By $(\text{eq}7)$, we get $f(1) = {\large{\frac{a}{2}}}$, hence, \begin{align*} &f(1) - \left({\small{\frac{1}{2}}}\right)f(0) = 1+\left({\small{\frac{1}{2}}}\right)f(k)&&\text{[by $(\text{eq}3)$]}\\[4pt] \implies\;&\left({\small{\frac{a}{2}}}\right) - \left({\small{\frac{1}{2}}}\right)(0) = 1+\left({\small{\frac{1}{2}}}\right)f(k)\\[4pt] \implies\;&a= 2+f(k)\\[4pt] \implies\;&a=e&&\text{[by $(\text{eq}1)$]}\\[4pt] \end{align*} hence, $(\text{eq}7)$ becomes $$f(r)=e-\frac{e}{2^r}\tag{eq8}$$ for $0 \le r \le k$.

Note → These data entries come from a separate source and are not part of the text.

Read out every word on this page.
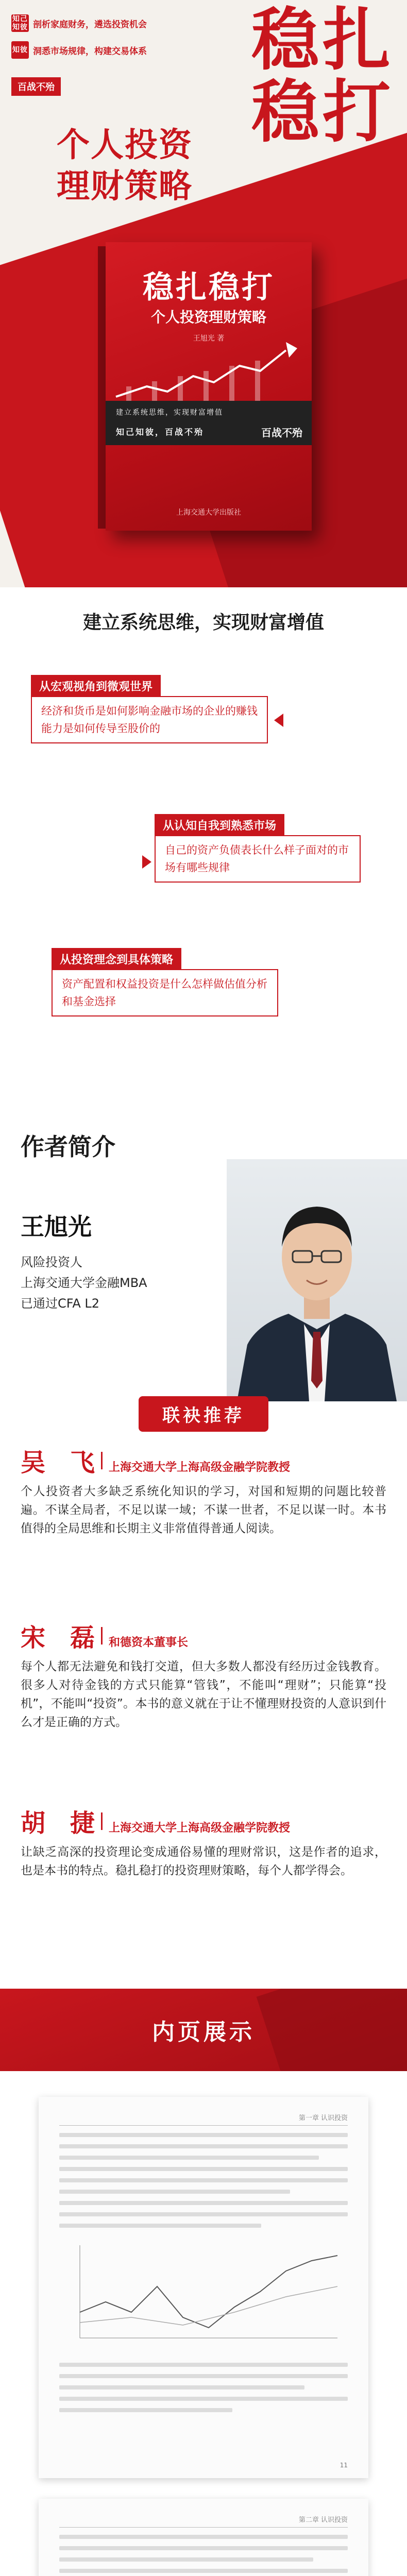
知己知彼 剖析家庭财务，遴选投资机会
知彼 洞悉市场规律，构建交易体系
百战不殆
稳扎
稳打
个人投资
理财策略
稳扎稳打
个人投资理财策略
王旭光 著
建立系统思维，实现财富增值
知己知彼，百战不殆	百战不殆
上海交通大学出版社
建立系统思维，实现财富增值
从宏观视角到微观世界
经济和货币是如何影响金融市场的企业的赚钱能力是如何传导至股价的
从认知自我到熟悉市场
自己的资产负债表长什么样子面对的市场有哪些规律
从投资理念到具体策略
资产配置和权益投资是什么怎样做估值分析和基金选择
作者简介
王旭光
风险投资人
上海交通大学金融MBA
已通过CFA L2
联袂推荐
吴　飞 上海交通大学上海高级金融学院教授
个人投资者大多缺乏系统化知识的学习，对国和短期的问题比较普遍。不谋全局者，不足以谋一域；不谋一世者，不足以谋一时。本书值得的全局思维和长期主义非常值得普通人阅读。
宋　磊 和德资本董事长
每个人都无法避免和钱打交道，但大多数人都没有经历过金钱教育。很多人对待金钱的方式只能算“管钱”，不能叫“理财”；只能算“投机”，不能叫“投资”。本书的意义就在于让不懂理财投资的人意识到什么才是正确的方式。
胡　捷 上海交通大学上海高级金融学院教授
让缺乏高深的投资理论变成通俗易懂的理财常识，这是作者的追求，也是本书的特点。稳扎稳打的投资理财策略，每个人都学得会。
内页展示
第一章 认识投资
11
第二章 认识投资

Then using $r=k$ in $(\text{eq}8)$, we get \begin{align*} &f(k)=e-\frac{e}{2^k}\\[4pt] \implies\;&e-2=e-\frac{e}{2^k}&&\text{[by $(\text{eq}1)$]}\\[4pt] \implies\;&\frac{e}{2^k}=2\\[4pt] \implies\;&e=2^{k+1}\\[4pt] \end{align*} as claimed.

Answer 3

Using $z$ for heads and $w$ for tails we may encode the problem in the following generating function:

$$(1+w+w^2+\cdots) \\ \times \sum_{q\ge 0} (z+z^2+\cdots)^q (w+w^2+\cdots+w^{k-1})^q \\ \times (z+z^2+\cdots) w^k.$$

This is

$$\frac{1}{1-w} \sum_{q\ge 0} \frac{z^q}{(1-z)^q} w^q \frac{(1-w^{k-1})^q}{(1-w)^q} \\ \times \frac{z}{1-z} w^k.$$

We no longer need to distinguish heads and tails at this time and obtain

$$F(z) = \frac{z^{k+1}}{(1-z)^2} \frac{1}{1-z^2(1-z^{k-1})/(1-z)^2} \\ = \frac{z^{k+1}}{(1-z)^2-z^2(1-z^{k-1})} = \frac{z^{k+1}}{1-2z+z^{k+1}}.$$

The desired expectation is then given by

$$\left. z \frac{d}{dz} F(z) \right|_{z=1/2} \\ = z \left.\left(\frac{(k+1) z^{k}}{1-2z+z^{k+1}} - \frac{z^{k+1}}{(1-2z+z^{k+1})^2} (-2+(k+1)z^k ) \right)\right|_{z=1/2.} \\ = \frac{1}{2}\left(\frac{(k+1)/2^k}{1/2^{k+1}} - \frac{1/2^{k+1}}{1/2^{2k+2}} (-2 + (k+1)/2^k)\right) \\ = \frac{1}{2}(2(k+1) + 2^{k+2} - 2(k+1)) = \frac{1}{2} 2^{k+2}.$$

This is $$\bbox[5px,border:2px solid #00A000]{ \mathrm{E}[X] = 2^{k+1}.}$$

There is a very simple program to verify this result.

#include <stdio.h>
#include <stdlib.h>
#include <assert.h>

int main(int argc, char **argv)
{
  int k = 4; long tind, trials = 1000;

  if(argc >= 2){
    k = atol(argv[1]);
    assert(k >= 1);
  }

  if(argc >= 3){
    trials = atol(argv[2]);
    assert(trials >= 1);
  }

  long long total = 0;

  for(tind=0; tind < trials; tind++){
    int pos, buf[k+1];

    for(pos=0; pos <= k; pos++){
      buf[pos] = -1;
    }

    int steps = 0; int found = 0;

    while(!found){
      int flip = drand48()*(double)(2);
      steps++;

      for(pos=1; pos <= k; pos++){
        buf[pos-1] = buf[pos];
      }
      buf[k] = flip;

      if(buf[0] == 1){
        for(pos=1; pos <= k; pos++){
          if(buf[pos] == 1) break;
        }

        if(pos == k+1){
          found = 1;
        }
      }
    }

    total += steps;
  }

  printf("[k=%d, trials=%ld]; %le\n",
         k, trials,
         (double)total/(double)trials);

  exit(0);
}

Run this to get e.g.

$ ./ct 5 100000000
[k=5, trials=100000000]; 6.399918e+01
$